There is also the river running like a leitmotif throughout the film – the fluidity representing Ghosh’s gender fluidity, Datta pointed out. “Rituparno never moved out of Kolkata, I did,” said Datta, who has a book on Shyam Benegal and the feature film Life Goes On (2009) to her credit. “But while I was making this film, it was rediscovering the city all over again with fresh eyes.”

Dosar (2006).

Despite the fact that this was the first attempt at documenting Ghosh’s cinema, Datta struggled with financial support. Even though most people were generous with their time, she had to fall back on her own family and friends to put together the finances for Bird of Dusk. A round of crowd funding, limited to those whom she knew, helped the project see the light of day even as archival material, inputs and insights were pouring in. “I guess it is because documentaries are not commercially viable,” Datta said.
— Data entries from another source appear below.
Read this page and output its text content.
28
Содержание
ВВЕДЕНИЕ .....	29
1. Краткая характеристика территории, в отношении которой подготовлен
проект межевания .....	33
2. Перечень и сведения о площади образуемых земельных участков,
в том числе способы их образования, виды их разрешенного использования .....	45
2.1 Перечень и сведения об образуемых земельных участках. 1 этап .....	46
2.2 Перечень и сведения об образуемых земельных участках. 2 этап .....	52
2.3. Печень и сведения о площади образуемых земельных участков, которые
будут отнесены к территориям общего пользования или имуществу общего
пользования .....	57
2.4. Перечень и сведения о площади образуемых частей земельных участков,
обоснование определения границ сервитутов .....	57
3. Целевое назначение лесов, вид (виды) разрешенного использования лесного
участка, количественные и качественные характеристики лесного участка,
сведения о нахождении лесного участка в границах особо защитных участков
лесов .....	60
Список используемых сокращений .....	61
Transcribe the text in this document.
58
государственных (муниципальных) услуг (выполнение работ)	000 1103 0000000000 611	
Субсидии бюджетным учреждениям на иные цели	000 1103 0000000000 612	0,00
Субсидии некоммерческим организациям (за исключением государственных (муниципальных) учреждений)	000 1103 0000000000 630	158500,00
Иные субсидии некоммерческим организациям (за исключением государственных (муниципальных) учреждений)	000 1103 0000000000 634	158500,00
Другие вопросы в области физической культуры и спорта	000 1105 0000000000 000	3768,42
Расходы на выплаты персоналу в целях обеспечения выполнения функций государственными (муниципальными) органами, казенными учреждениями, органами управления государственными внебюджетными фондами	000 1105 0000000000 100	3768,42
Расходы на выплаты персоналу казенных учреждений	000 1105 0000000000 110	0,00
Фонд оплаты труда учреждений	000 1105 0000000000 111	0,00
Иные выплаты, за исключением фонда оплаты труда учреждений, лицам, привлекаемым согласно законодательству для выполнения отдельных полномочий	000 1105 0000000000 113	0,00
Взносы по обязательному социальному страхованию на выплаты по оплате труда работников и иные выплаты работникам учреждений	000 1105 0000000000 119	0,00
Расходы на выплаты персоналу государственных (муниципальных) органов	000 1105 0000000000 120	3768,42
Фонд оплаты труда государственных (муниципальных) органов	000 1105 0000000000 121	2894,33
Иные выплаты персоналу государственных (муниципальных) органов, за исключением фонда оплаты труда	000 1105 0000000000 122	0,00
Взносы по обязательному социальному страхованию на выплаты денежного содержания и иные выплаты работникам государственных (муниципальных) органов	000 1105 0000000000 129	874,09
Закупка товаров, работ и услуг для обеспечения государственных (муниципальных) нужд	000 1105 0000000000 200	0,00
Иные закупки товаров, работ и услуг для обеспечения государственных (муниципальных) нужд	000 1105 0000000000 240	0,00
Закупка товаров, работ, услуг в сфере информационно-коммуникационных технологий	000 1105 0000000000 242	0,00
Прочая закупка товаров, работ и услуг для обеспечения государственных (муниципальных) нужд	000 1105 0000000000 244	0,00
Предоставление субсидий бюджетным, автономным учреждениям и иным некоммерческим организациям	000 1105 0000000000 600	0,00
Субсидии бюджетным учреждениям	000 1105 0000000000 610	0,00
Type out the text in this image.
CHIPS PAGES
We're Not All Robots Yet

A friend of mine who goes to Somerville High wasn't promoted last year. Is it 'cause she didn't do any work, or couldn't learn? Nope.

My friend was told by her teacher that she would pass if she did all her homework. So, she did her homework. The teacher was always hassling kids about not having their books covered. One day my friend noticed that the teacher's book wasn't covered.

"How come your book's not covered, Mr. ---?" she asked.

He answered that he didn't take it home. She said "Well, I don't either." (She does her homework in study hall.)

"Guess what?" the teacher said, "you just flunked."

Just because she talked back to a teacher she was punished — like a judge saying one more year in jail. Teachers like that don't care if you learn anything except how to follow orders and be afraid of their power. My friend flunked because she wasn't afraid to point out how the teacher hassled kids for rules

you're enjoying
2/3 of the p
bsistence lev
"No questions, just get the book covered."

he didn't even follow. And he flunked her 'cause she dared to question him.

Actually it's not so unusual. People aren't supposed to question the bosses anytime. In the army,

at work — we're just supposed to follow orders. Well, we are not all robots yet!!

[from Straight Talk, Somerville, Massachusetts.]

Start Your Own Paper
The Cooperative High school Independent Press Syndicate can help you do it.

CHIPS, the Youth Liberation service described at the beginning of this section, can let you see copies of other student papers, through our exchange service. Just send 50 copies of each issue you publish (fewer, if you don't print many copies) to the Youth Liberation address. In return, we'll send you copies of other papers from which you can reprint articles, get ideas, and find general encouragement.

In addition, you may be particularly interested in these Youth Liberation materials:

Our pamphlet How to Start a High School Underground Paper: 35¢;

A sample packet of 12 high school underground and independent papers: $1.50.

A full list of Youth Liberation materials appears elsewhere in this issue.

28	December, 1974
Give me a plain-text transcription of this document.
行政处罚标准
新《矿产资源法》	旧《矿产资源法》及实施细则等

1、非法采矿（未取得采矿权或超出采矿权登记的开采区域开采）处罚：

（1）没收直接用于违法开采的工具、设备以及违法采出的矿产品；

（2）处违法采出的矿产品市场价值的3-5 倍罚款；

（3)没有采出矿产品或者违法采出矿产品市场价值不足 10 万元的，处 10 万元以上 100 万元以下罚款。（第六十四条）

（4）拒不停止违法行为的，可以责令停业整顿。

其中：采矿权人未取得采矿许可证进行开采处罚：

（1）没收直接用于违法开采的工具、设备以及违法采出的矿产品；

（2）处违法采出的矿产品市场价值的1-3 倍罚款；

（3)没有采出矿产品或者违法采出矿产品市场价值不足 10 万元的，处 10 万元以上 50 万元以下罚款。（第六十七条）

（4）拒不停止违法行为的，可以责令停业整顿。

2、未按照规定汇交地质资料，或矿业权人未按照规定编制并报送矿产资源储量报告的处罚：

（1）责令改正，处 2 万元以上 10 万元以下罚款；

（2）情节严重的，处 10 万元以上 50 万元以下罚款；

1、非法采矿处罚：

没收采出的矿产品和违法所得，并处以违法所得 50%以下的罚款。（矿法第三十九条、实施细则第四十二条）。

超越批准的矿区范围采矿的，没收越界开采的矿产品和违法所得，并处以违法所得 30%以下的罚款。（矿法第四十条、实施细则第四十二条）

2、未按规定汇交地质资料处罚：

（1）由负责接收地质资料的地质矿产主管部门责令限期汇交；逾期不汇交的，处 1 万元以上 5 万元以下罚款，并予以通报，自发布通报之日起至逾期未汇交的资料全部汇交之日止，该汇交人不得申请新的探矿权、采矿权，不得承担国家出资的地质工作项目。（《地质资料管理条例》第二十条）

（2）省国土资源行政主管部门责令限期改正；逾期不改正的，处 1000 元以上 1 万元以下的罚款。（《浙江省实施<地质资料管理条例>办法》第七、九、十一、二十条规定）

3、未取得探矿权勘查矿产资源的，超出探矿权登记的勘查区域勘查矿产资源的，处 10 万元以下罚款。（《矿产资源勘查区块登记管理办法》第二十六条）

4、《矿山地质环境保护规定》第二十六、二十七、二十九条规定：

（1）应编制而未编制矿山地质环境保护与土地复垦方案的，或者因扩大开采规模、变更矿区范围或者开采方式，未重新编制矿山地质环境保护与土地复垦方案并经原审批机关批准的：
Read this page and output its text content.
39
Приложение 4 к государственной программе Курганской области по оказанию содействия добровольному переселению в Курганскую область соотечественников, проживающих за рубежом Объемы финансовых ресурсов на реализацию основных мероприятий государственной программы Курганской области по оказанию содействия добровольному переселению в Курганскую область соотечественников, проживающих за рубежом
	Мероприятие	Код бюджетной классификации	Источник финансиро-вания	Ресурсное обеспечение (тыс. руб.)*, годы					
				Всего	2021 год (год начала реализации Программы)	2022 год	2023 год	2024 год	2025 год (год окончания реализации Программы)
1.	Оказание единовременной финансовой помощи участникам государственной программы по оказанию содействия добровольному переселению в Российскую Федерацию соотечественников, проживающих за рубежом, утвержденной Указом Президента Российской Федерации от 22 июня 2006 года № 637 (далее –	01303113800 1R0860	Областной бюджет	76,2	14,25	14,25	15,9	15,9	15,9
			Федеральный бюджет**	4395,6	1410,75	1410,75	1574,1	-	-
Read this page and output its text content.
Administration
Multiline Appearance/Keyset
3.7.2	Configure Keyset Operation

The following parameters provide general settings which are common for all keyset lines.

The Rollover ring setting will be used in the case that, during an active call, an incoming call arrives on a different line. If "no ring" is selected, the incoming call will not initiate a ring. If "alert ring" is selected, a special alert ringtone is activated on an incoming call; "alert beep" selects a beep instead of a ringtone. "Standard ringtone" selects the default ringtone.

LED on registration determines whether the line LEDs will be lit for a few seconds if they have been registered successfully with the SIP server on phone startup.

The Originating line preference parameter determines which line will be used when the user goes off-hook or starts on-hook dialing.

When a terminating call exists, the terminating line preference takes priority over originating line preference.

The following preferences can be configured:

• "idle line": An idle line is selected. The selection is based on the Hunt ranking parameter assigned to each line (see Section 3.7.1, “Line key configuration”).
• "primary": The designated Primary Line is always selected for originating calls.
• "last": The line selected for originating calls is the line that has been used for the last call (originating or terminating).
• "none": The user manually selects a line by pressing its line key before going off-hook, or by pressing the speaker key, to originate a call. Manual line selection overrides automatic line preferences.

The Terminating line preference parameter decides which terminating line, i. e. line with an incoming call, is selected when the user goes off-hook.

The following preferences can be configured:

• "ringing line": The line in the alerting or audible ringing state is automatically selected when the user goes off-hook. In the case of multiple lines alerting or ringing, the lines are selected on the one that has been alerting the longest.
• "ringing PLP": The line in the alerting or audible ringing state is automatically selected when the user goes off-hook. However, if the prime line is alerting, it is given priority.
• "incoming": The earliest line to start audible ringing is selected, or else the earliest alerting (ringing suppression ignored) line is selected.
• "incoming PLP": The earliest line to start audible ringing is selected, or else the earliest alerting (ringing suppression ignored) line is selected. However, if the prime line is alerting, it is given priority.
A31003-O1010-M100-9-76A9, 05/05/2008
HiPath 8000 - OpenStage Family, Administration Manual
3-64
Apart from screenings at the London Indian Film Festival and BFI Southbank in June, the documentary will eventually travel to Nandan, the cultural centre and state-run theatre in Kolkata that Ghosh wrote about with much love and pride. “There are few places in this world where I feel the most secure…my mother’s home where I was born and raised is one of them…and Nandan,” he wrote. This is where Ghosh had his first glimpse of world cinema, and this was where he was given a gun salute during a state funeral.

Rituparno Ghosh. Image courtesy: Bird of Dusk/Storm Class Productions.
Rituparno Ghosh. Image courtesy: Bird of Dusk/Storm Class Productions.